The First 90 Days – Part II

The first 90 days as a new manager can be stressful. Keep on reading to learn more tips for a successful first 3 months in your new management position.

Be Visible.

  • I used to think that if I kept my head down and did really good work, that’s all it would take to be successful in a job. Boy, was I wrong. Good work is still very important, don’t get me wrong. But it’s not 100% of the ingredients to getting off on the right foot in a company. One of the tips is to be visible. That means turning your camera on during Zoom or other virtual meetings. That means be fully engaged and present in an in-person meeting. It could mean asking an insightful and well-timed question or volunteering to participate in a new project or cross-functional team. Now, I’m not saying to overdo it and volunteer for everything. I’m saying to watch your visibility and don’t shrink back into the shadows at the office or virtually. Be present.

Challenge Yourself.

  • When you start at a new job, you’re going to have to hustle. In this season, you’re going to be busier, learning the new environment, the culture, your colleagues, building a relationship with your boss, taking on new assignments and tasks. Prepare yourself that you’re going to work more in this season. It’s okay. I have nothing against putting in more sweat equity right now because just like you’re evaluating your new job and work environment, your company and boss are evaluating you right now too. Be prepared to work for it. Push and challenge yourself.

Watch your limits.

  • You know I always say this. You teach people how to treat you. Definitely push yourself in a new job. It’s the time. However, don’t start in a new role and work 24/7. Make sure that you set some boundaries that will show people that you value your personal time and space as well. This is not about telling your new manager, “Well, I don’t work at 5:05 pm because my job description says I only work until 5:00 pm.” You will be short for that job if you say that or “that’s not in my job description”. Ohhh, I’m feeling irritated just thinking about these phrases because I’ve heard them from employees before.

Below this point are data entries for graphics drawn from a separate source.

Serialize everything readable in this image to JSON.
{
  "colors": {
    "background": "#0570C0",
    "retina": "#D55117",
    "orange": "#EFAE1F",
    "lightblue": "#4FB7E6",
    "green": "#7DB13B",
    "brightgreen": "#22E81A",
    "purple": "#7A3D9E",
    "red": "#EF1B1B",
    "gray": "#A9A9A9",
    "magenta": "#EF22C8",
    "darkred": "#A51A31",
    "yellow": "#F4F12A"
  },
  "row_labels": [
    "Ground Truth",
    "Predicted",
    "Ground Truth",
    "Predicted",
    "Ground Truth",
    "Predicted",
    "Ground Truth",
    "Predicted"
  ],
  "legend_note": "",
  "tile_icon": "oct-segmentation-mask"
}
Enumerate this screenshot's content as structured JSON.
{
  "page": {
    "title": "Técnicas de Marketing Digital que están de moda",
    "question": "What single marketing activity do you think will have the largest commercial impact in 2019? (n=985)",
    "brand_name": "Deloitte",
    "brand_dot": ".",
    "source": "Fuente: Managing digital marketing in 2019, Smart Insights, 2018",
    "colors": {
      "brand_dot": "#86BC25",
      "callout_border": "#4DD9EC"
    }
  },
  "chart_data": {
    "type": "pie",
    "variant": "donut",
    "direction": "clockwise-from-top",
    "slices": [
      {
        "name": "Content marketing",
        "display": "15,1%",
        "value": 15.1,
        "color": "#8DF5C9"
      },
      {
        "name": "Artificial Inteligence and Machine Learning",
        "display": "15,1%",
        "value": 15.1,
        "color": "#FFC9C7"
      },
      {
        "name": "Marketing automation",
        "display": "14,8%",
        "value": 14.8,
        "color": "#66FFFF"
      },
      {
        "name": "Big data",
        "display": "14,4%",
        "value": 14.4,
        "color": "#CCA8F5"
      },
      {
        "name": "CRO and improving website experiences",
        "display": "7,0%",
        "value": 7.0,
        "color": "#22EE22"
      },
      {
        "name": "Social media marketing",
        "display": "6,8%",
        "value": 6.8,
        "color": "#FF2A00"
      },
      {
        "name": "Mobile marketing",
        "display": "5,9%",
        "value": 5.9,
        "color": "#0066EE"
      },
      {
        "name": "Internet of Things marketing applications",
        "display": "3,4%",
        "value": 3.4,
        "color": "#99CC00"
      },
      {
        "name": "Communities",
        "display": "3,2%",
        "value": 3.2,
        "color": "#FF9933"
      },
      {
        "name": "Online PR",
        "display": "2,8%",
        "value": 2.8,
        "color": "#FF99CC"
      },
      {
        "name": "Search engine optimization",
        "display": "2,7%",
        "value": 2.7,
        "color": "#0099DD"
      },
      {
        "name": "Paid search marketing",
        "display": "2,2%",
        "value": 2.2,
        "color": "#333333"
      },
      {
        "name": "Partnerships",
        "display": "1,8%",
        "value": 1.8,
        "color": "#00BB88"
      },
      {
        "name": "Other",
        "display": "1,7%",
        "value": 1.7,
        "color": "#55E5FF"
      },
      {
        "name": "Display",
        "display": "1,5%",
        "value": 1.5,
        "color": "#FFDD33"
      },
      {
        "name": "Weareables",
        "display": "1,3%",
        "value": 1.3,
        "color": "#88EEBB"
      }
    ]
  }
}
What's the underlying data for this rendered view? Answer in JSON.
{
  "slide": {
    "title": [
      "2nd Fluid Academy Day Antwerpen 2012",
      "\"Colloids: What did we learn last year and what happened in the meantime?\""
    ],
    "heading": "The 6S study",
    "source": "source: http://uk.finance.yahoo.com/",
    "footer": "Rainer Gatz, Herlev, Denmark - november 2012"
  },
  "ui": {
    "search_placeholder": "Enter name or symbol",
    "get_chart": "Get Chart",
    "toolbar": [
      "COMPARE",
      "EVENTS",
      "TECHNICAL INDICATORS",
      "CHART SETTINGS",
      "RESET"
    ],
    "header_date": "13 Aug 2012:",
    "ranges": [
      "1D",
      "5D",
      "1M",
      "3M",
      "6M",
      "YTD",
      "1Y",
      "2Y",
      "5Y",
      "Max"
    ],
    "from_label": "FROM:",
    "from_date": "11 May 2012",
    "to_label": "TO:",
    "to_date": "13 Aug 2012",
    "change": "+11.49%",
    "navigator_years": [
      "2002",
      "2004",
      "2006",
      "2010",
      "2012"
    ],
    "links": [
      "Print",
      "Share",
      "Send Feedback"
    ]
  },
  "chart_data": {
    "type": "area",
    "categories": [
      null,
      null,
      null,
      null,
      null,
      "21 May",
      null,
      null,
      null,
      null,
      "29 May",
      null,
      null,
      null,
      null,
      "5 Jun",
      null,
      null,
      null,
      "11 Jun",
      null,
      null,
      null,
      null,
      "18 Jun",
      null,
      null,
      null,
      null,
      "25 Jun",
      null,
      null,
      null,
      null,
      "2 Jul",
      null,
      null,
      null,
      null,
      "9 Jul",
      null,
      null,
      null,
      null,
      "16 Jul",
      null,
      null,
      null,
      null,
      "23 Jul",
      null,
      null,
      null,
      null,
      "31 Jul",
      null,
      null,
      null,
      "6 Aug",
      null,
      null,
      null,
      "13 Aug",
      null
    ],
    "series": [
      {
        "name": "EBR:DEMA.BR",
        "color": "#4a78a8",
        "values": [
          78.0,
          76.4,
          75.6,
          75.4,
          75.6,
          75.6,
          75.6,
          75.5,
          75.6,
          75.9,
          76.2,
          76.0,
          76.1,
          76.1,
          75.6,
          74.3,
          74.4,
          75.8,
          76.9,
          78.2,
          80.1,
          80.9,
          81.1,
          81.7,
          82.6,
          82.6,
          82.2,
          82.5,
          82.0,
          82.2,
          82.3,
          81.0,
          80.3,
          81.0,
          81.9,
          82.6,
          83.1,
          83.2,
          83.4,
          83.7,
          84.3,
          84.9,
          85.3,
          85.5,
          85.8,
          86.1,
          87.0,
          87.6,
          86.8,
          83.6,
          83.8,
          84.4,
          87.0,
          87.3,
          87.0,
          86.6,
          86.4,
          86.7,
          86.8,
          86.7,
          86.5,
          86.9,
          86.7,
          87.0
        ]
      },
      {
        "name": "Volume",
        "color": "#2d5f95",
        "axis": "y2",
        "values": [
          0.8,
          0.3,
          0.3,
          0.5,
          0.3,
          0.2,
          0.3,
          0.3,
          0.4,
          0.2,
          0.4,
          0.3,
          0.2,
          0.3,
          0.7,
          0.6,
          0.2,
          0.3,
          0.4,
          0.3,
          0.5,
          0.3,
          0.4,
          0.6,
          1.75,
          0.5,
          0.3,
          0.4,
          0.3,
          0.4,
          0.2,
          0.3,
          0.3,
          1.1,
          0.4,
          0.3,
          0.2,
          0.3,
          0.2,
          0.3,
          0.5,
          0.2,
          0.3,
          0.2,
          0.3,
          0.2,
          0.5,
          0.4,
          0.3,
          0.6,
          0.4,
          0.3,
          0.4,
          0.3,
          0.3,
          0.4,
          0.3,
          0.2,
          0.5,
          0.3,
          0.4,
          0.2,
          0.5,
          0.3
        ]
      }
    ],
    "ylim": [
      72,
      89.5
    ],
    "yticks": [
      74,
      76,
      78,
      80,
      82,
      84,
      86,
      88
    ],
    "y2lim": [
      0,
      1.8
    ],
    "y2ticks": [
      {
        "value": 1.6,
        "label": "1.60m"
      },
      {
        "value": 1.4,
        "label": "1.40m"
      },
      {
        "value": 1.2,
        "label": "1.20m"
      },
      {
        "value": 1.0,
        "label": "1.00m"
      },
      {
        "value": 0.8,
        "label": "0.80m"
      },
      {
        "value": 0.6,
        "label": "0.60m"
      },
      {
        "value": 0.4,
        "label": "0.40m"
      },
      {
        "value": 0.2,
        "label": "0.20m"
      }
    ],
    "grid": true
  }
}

No, this is about not working at 11:00 pm at night and sending emails at all hours. Why? Because (1) this hopefully doesn’t fit the culture and (2) you don’t want to reinforce that you want your boss and colleagues to expect that you will work these hours, on holidays or on your vacation. Respect yourself and your time by setting appropriate work boundaries.

Now, if the culture requires that level of commitment, you may need to circle back and make sure this is a good fit for you. Do you want to work all hours of the day and night? Do you want to be always on or accessible? That is a big NO for me, but it may be perfectly ok for you and your situation. The great thing here is that you get to decide.

Set expectations.

  • At the end of the day, your boss is evaluating you on your initial performance in a new job. I would recommend asking to meet with your boss regularly – every 1-2 weeks depending on the nature of the job to make sure that you’re meeting the requirements of the role. I would also not be shy in asking your boss these questions:

After 90 days in this role, what would you like to see accomplished? What about 120 days? 180 days?

What is the biggest pain point you’re facing right now?

How can I help you and our team succeed?

These questions are going to show that you’re here as a team player. This isn’t the “you” show. You are here to help your boss, team and company succeed. While this may sound like corporate speak (and it is), it will help you pave the path to success.